A consortium led by Thailand’s largest conglomerate CP Group on Thursday signed a US$7.4 billion deal to build a high-speed railway connecting three airports, the spine of an infrastructure scheme set to transform the southern coast into a tech hub.

A who’s who of the country’s business and political elite took part in the signing, including construction billionaire-turned-health minister Anutin Charnvirakul, Prime Minister Prayut Chan-o-Cha and CP Group’s CEO Suphachai Chearavanont.

His family is Thailand’s richest thanks to its Charoen Pokphand Group – a conglomerate which spans food and telecoms – and its patriarch Dhanin is worth an estimated $17.6 billion, according to Forbes.
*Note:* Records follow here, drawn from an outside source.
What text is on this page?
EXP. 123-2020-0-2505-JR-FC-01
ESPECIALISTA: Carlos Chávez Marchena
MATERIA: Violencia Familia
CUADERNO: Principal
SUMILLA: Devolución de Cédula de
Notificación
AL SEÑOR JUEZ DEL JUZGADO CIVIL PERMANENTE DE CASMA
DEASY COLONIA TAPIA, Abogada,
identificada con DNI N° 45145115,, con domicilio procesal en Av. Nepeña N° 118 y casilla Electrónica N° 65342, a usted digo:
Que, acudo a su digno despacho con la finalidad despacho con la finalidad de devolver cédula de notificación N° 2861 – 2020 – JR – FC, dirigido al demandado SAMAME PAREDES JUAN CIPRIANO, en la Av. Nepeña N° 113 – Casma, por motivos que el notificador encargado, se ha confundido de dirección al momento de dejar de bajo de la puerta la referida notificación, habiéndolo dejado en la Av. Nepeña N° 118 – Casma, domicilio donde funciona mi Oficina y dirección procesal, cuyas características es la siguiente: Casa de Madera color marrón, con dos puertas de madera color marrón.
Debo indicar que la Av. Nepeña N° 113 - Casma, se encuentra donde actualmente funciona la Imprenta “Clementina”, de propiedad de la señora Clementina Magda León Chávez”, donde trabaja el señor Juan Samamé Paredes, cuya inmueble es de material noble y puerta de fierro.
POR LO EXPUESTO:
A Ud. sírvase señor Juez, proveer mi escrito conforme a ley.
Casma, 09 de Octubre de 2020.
Construction magnate Premchai Karnasuta, who was convicted on poaching charges after he was found with a black leopard pelt, is also part of the consortium building the 220-kilometer, or 137-mile, line.

It will shuttle passengers from Bangkok’s Suvarnabhumi and Don Muang international airports to a third one near the southeast resort city of Pattaya in under an hour.

The high-speed line will also serve as a link to the Eastern Economic Corridor (EEC), an ambitious $50 billion scheme seeking to attract investment from industries like auto and tech manufacturing.

“It will make the EEC become the extended part of the capital so it is very important for the people and the investors coming in,” Suphachai said, adding it was expected to be completed in five years.

Construction will start in 12 to 24 months and the government is footing 65% of the 224.5 billion baht ($7.4 billion) deal.

“This (project) is the toughest part because the government is paying money from the budget … we don’t want to spend it wastefully,” said EEC secretary general Kanit Sangsubhan.

Officials from the Chinese, Italian and Japanese embassies also attended the signing, as China’s Railway Construction Corporation and Japan’s Bank for International Cooperation are part of the consortium.

Chinese embassy officials say it will play a key role in Beijing’s massive Belt and Road initiative.

“It will run through the key economic zones in Thailand and the Chinese company is willing to share technology and equipment,” said Deng Peipei.

But critics say the deal, partially funded by taxpayers via the national budget, was ushered in by an army-led junta regime linked to business interests.

But Suphachai rubbished criticism of a lack of transparency.

“It took almost a year to negotiate and there was also competition (in the auction)” he said.